Wat is een boomslang?

De boomslang, wiens wetenschappelijke naam dispholidus typus is, is een giftige slang van de familie Colubrid. De slang wordt gevonden in de zuidelijke en sub-Sahara-regio's van Afrika, meestal in beboste graslandgebieden. Het is in de eerste plaats een boomwonende slang. De meest opvallende fysieke eigenschap van de Boomslang is de vreemd gevormde kop, die sommigen beschrijven als ei-achtig uiterlijk. Ook ongebruikelijk zijn de ogen, die extreem groot zijn voor een slang van zijn grootte.

De boomslang is vrij grote slang die tot 5 tot 6 voet (1,5 tot 1,8 meter) lang kan groeien. Mannetjes van de soort zijn meestal bruinachtig zwart, felgroen of blauwachtig groen. De kleuring van de vrouwtjes is overwegend bruinachtig of olijf. Het is geen dikke slang, en zijn zeer slanke en slanke lichaam maakt het gemakkelijker om door de boomtakken te klimmen, waar het het grootste deel van zijn leven doorbrengt.

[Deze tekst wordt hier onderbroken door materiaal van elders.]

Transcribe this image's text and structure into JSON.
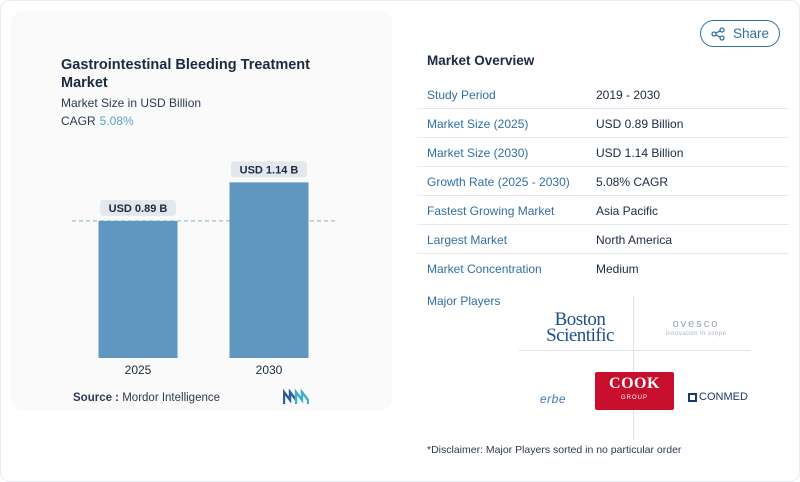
{
  "share": {
    "label": "Share",
    "icon": "share-icon"
  },
  "chart": {
    "title": "Gastrointestinal Bleeding Treatment Market",
    "subtitle": "Market Size in USD Billion",
    "cagr_label": "CAGR",
    "cagr_value": "5.08%"
  },
  "chart_data": {
    "type": "bar",
    "title": "Gastrointestinal Bleeding Treatment Market",
    "subtitle": "Market Size in USD Billion",
    "categories": [
      "2025",
      "2030"
    ],
    "values": [
      0.89,
      1.14
    ],
    "data_labels": [
      "USD 0.89 B",
      "USD 1.14 B"
    ],
    "xlabel": "",
    "ylabel": "",
    "ylim": [
      0,
      1.35
    ],
    "grid": false,
    "bar_color": "#5f97c0",
    "reference_line": "dashed line at first bar value"
  },
  "source": {
    "label": "Source :",
    "value": "Mordor Intelligence"
  },
  "overview": {
    "title": "Market Overview",
    "rows": [
      {
        "key": "Study Period",
        "value": "2019 - 2030"
      },
      {
        "key": "Market Size (2025)",
        "value": "USD 0.89 Billion"
      },
      {
        "key": "Market Size (2030)",
        "value": "USD 1.14 Billion"
      },
      {
        "key": "Growth Rate (2025 - 2030)",
        "value": "5.08% CAGR"
      },
      {
        "key": "Fastest Growing Market",
        "value": "Asia Pacific"
      },
      {
        "key": "Largest Market",
        "value": "North America"
      },
      {
        "key": "Market Concentration",
        "value": "Medium"
      }
    ],
    "major_players_label": "Major Players"
  },
  "players": {
    "boston_line1": "Boston",
    "boston_line2": "Scientific",
    "ovesco": "ovesco",
    "ovesco_tag": "innovation in scope",
    "erbe": "erbe",
    "cook": "COOK",
    "cook_group": "GROUP",
    "conmed": "CONMED"
  },
  "disclaimer": "*Disclaimer: Major Players sorted in no particular order",
  "colors": {
    "accent": "#2f6fa6",
    "bar": "#5f97c0",
    "cook_red": "#c8102e"
  }
}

In tegenstelling tot de meeste andere colurbriden is de Bloomslang-slang extreem giftig en zelfs fataal voor mensenAls de behandeling niet wordt gevraagd. Het gif is hemotoxisch en vernietigt de rode bloedcellen in het lichaam. Dit kan leiden tot massale interne en externe bloedingen. Naast massale bloedingen en lichaamspijn, kunnen extra symptomen van een beet van de slang misselijkheid, hoofdpijn en verwarring omvatten. Als het onbehandeld blijft, kan het gif zich verspreiden naar de organen en kan het uiteindelijk orgaanschade of zelfs falen veroorzaken.

Het kan enkele uren duren voordat de effecten van het gif duidelijk worden voor een slachtoffer. Het misleidende karakter van de Boomslang-slangenbeet was goed gedocumenteerd in het geval van Dr. Karl Patterson, een bekende herpetoloog die stierf in 1957 nadat hij door de slang was gebeten. Hij ging ervan uit dat de beet niet gevaarlijk was omdat hij geen onmiddellijke symptomen vertoonde.

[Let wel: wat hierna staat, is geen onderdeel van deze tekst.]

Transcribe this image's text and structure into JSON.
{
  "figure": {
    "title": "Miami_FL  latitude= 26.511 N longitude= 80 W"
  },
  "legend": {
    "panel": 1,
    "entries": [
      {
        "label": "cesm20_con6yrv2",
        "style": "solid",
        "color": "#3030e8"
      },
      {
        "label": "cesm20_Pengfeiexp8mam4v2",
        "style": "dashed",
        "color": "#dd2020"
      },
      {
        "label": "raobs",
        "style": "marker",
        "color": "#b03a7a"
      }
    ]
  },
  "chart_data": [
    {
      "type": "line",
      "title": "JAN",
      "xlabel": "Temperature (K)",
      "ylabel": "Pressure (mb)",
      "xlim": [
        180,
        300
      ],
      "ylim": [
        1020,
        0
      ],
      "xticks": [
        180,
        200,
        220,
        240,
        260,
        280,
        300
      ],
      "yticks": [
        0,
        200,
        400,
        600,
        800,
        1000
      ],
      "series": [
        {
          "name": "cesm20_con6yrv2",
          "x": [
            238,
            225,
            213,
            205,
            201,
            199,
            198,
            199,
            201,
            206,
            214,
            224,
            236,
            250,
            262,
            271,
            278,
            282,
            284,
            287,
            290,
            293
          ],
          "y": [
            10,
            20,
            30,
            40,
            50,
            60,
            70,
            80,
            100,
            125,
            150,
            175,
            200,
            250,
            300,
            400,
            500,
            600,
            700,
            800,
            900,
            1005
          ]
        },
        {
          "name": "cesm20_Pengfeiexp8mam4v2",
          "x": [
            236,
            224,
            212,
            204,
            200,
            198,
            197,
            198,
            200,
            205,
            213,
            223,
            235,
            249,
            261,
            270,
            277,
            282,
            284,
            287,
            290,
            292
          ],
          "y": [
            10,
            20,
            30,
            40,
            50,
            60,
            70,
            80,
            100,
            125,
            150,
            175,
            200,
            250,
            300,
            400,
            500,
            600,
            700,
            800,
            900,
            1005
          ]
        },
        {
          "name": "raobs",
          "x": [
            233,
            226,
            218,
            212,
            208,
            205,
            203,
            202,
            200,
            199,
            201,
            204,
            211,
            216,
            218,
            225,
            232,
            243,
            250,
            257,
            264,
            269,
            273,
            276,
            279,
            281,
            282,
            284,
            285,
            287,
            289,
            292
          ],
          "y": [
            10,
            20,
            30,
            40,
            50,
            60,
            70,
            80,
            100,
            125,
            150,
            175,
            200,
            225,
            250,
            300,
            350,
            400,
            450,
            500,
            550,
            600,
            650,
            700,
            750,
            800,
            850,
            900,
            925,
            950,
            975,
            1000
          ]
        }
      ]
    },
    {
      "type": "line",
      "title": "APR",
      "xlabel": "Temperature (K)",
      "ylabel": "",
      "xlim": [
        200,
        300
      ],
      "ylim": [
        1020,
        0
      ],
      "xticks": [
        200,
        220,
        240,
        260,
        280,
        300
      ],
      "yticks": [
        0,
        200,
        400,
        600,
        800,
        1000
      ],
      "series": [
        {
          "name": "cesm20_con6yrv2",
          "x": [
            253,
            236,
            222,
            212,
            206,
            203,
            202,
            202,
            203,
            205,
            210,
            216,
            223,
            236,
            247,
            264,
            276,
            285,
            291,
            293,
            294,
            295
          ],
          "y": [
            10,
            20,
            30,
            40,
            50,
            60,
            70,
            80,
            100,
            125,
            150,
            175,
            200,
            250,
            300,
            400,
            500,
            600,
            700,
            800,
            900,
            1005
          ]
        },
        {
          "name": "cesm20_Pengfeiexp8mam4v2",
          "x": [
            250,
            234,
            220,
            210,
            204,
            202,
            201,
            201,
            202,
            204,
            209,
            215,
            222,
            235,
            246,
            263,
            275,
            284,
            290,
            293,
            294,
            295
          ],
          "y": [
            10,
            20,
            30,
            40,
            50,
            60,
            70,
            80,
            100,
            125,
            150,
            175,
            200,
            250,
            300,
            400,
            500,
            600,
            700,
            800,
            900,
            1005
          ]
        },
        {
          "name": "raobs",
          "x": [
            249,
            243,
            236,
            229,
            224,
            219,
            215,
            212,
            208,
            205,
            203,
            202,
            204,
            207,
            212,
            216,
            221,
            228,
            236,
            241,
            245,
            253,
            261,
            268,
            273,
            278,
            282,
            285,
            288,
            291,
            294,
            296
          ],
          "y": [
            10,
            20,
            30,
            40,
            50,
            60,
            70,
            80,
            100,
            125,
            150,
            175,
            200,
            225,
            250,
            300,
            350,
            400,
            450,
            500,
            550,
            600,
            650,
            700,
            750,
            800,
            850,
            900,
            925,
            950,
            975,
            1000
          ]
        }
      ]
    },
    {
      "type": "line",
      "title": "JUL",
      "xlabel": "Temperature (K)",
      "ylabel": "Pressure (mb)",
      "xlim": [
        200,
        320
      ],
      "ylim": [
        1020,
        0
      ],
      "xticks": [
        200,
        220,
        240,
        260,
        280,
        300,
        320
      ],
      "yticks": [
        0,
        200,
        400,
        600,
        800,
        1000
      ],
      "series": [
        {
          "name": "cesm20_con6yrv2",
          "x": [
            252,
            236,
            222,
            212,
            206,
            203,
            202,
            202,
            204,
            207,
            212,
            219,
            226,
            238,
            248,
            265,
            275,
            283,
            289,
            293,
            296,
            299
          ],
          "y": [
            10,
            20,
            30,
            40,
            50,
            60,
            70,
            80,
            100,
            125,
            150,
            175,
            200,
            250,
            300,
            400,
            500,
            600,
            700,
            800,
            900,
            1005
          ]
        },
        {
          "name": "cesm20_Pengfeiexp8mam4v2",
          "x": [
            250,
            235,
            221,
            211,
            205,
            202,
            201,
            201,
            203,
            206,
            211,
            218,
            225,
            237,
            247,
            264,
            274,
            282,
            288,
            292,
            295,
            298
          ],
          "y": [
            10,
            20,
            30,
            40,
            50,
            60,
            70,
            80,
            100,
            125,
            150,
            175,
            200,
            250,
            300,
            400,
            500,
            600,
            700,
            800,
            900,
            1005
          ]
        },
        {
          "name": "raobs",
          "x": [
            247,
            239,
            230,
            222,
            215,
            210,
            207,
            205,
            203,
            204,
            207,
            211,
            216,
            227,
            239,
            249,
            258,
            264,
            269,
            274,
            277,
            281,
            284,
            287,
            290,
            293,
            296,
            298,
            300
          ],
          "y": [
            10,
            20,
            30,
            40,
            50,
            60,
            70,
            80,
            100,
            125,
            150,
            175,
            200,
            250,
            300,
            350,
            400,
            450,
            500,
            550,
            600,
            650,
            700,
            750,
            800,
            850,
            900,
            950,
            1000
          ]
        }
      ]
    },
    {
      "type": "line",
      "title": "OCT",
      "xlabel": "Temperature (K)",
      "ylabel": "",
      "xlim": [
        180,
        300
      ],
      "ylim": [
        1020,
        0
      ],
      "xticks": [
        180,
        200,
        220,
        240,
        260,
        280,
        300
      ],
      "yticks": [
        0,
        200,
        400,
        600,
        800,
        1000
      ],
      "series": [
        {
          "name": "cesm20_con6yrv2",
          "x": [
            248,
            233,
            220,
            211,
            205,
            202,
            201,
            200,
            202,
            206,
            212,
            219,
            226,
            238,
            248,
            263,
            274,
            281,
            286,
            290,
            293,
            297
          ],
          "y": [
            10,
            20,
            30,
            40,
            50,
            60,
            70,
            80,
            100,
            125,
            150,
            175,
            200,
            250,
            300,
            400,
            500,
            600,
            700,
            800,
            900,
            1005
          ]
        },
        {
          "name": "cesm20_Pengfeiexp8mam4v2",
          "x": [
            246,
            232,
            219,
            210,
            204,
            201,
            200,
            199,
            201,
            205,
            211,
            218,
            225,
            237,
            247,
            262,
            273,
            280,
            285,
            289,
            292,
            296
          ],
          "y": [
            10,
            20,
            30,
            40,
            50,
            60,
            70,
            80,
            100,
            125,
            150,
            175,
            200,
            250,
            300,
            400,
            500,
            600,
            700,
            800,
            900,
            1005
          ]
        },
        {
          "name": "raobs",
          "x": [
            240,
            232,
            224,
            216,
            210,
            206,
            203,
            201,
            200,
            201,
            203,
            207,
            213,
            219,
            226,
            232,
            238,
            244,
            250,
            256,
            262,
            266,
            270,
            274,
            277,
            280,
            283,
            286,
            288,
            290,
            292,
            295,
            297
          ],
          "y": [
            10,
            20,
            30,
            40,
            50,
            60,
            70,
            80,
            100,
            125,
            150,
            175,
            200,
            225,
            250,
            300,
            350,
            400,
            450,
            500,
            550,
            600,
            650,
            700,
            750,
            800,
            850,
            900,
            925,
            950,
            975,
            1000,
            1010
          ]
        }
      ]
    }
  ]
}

Gelukkig zijn aanvallen op mensen door de boomslang zeldzaam, omdat de slang van nature schichtig is en niet agressief is tegenover mensen tenzij in het nauw gedreven of progevokt. In plaats daarvan zijn de belangrijkste prooi kleine dieren zoals hagedissen, kikkers en kameleons. Het zal zich ook voeden met vogels en eieren die mogelijk in bomen nestelen. Het slaat meestal van bovenaf en valt naar beneden van boomtakken op zijn prooi.

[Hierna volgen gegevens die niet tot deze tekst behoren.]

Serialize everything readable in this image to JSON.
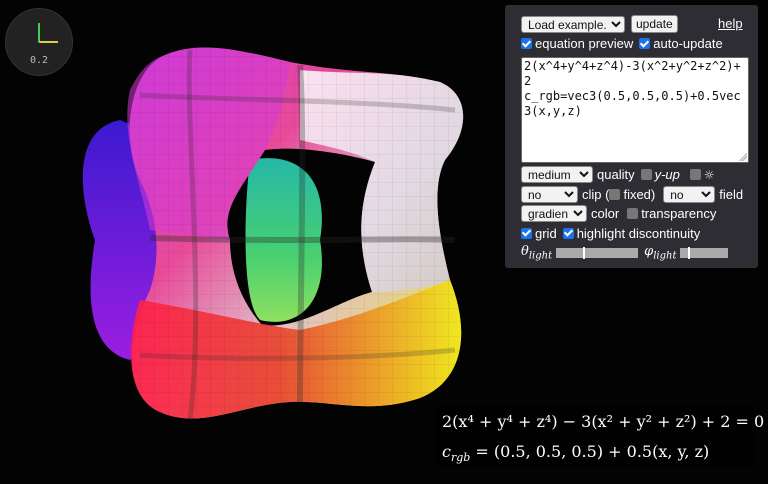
{
  "viewer": {
    "axis_scale": "0.2"
  },
  "panel": {
    "example_select": "Load example...",
    "update_button": "update",
    "help_link": "help",
    "equation_preview_label": "equation preview",
    "equation_preview_checked": true,
    "auto_update_label": "auto-update",
    "auto_update_checked": true,
    "equation_text": "2(x^4+y^4+z^4)-3(x^2+y^2+z^2)+2\nc_rgb=vec3(0.5,0.5,0.5)+0.5vec3(x,y,z)",
    "quality_select": "medium",
    "quality_label": "quality",
    "y_up_label": "y-up",
    "y_up_checked": false,
    "light_checked": false,
    "light_icon": "sun-icon",
    "light_glyph": "☼",
    "clip_select": "no",
    "clip_label": "clip (",
    "fixed_label": "fixed)",
    "fixed_checked": false,
    "field_select": "no",
    "field_label": "field",
    "color_select": "gradient",
    "color_label": "color",
    "transparency_label": "transparency",
    "transparency_checked": false,
    "grid_label": "grid",
    "grid_checked": true,
    "highlight_label": "highlight discontinuity",
    "highlight_checked": true,
    "theta_label": "θ",
    "theta_sub": "light",
    "theta_value": 0.33,
    "phi_label": "φ",
    "phi_sub": "light",
    "phi_value": 0.15
  },
  "formula": {
    "line1": "2(x⁴ + y⁴ + z⁴) − 3(x² + y² + z²) + 2 = 0",
    "line2_prefix": "c",
    "line2_sub": "rgb",
    "line2_rest": " = (0.5, 0.5, 0.5) + 0.5(x, y, z)"
  },
  "colors": {
    "panel_bg": "#2d2d33",
    "accent_checkbox": "#1a73e8",
    "background": "#030303"
  }
}
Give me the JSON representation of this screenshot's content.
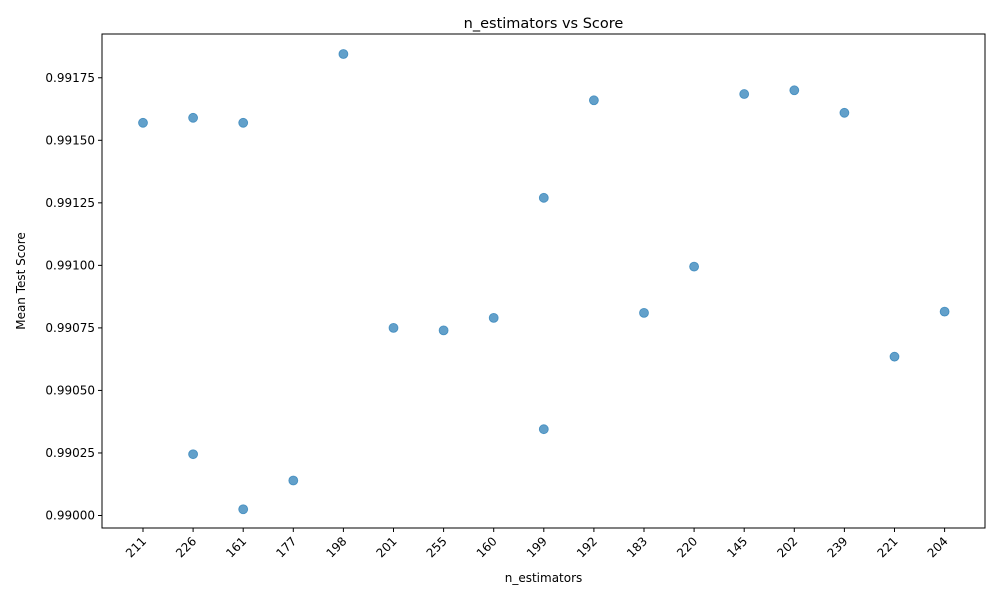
{
  "chart_data": {
    "type": "scatter",
    "title": "n_estimators vs Score",
    "xlabel": "n_estimators",
    "ylabel": "Mean Test Score",
    "categories": [
      "211",
      "226",
      "161",
      "177",
      "198",
      "201",
      "255",
      "160",
      "199",
      "192",
      "183",
      "220",
      "145",
      "202",
      "239",
      "221",
      "204"
    ],
    "yticks": [
      "0.99000",
      "0.99025",
      "0.99050",
      "0.99075",
      "0.99100",
      "0.99125",
      "0.99150",
      "0.99175"
    ],
    "ylim": [
      0.98995,
      0.991925
    ],
    "grid": false,
    "point_color": "#1f77b4",
    "points": [
      {
        "x": "211",
        "y": 0.99157
      },
      {
        "x": "226",
        "y": 0.99159
      },
      {
        "x": "161",
        "y": 0.99157
      },
      {
        "x": "198",
        "y": 0.991845
      },
      {
        "x": "192",
        "y": 0.99166
      },
      {
        "x": "145",
        "y": 0.991685
      },
      {
        "x": "202",
        "y": 0.9917
      },
      {
        "x": "239",
        "y": 0.99161
      },
      {
        "x": "199",
        "y": 0.99127
      },
      {
        "x": "220",
        "y": 0.990995
      },
      {
        "x": "201",
        "y": 0.99075
      },
      {
        "x": "255",
        "y": 0.99074
      },
      {
        "x": "160",
        "y": 0.99079
      },
      {
        "x": "183",
        "y": 0.99081
      },
      {
        "x": "204",
        "y": 0.990815
      },
      {
        "x": "221",
        "y": 0.990635
      },
      {
        "x": "199",
        "y": 0.990345
      },
      {
        "x": "226",
        "y": 0.990245
      },
      {
        "x": "177",
        "y": 0.99014
      },
      {
        "x": "161",
        "y": 0.990025
      }
    ]
  }
}
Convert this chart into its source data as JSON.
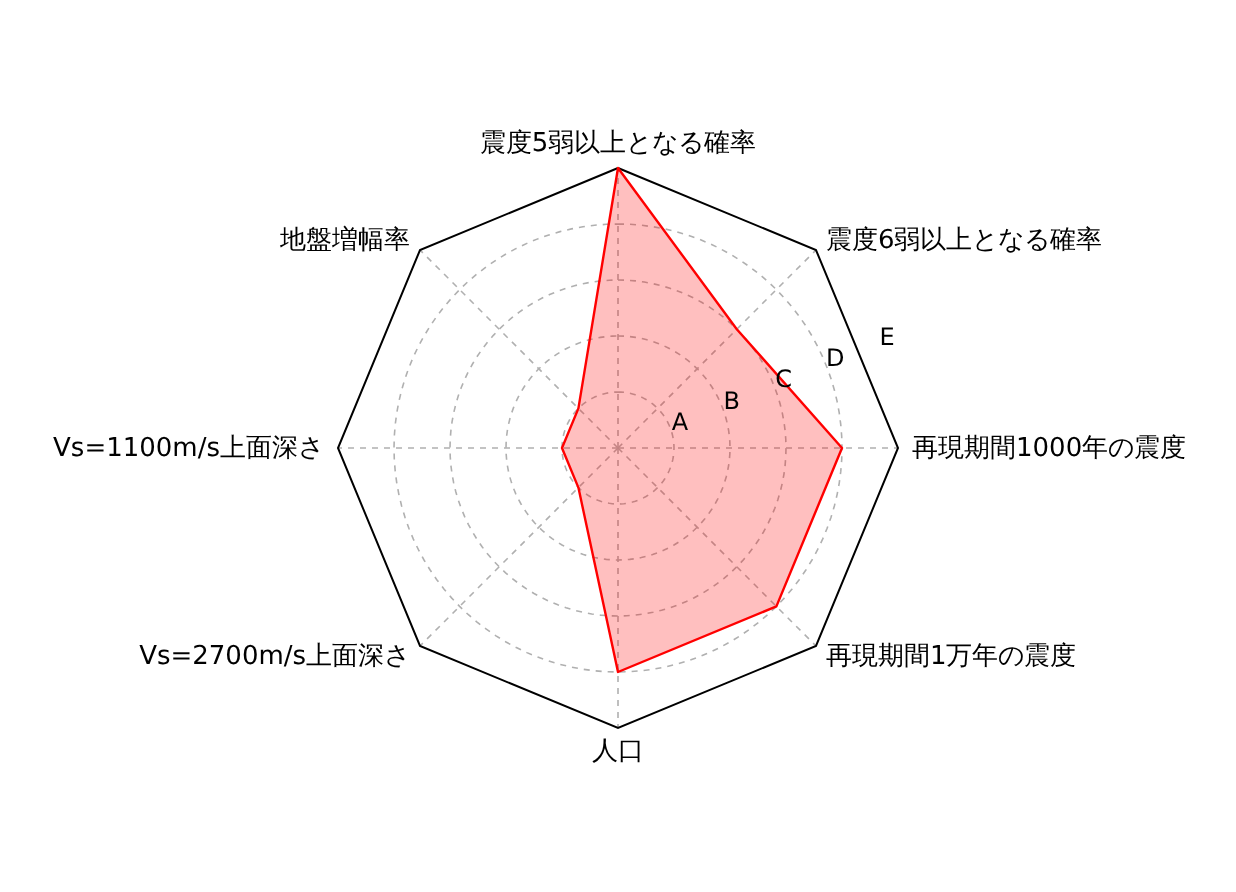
{
  "chart_data": {
    "type": "radar",
    "categories": [
      "震度5弱以上となる確率",
      "震度6弱以上となる確率",
      "再現期間1000年の震度",
      "再現期間1万年の震度",
      "人口",
      "Vs=2700m/s上面深さ",
      "Vs=1100m/s上面深さ",
      "地盤増幅率"
    ],
    "series": [
      {
        "color": "#ff0000",
        "values": [
          5,
          3,
          4,
          4,
          4,
          1,
          1,
          1
        ]
      }
    ],
    "ylim": [
      0,
      5
    ],
    "yticks": [
      {
        "value": 1,
        "label": "A"
      },
      {
        "value": 2,
        "label": "B"
      },
      {
        "value": 3,
        "label": "C"
      },
      {
        "value": 4,
        "label": "D"
      },
      {
        "value": 5,
        "label": "E"
      }
    ],
    "grid": true
  }
}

De boomslang is een ovipareuze slang, wat betekent dat hij eieren legt. Typisch zal de vrouwelijke boomslang een nest van acht tot 25 eieren leggen en ze in een grote stapel bladeren achterlaten of soms in het holle gedeelte van een boom. De incubatieperiode van de eieren is ongeveer 100 dagen voordat ze uitkomen.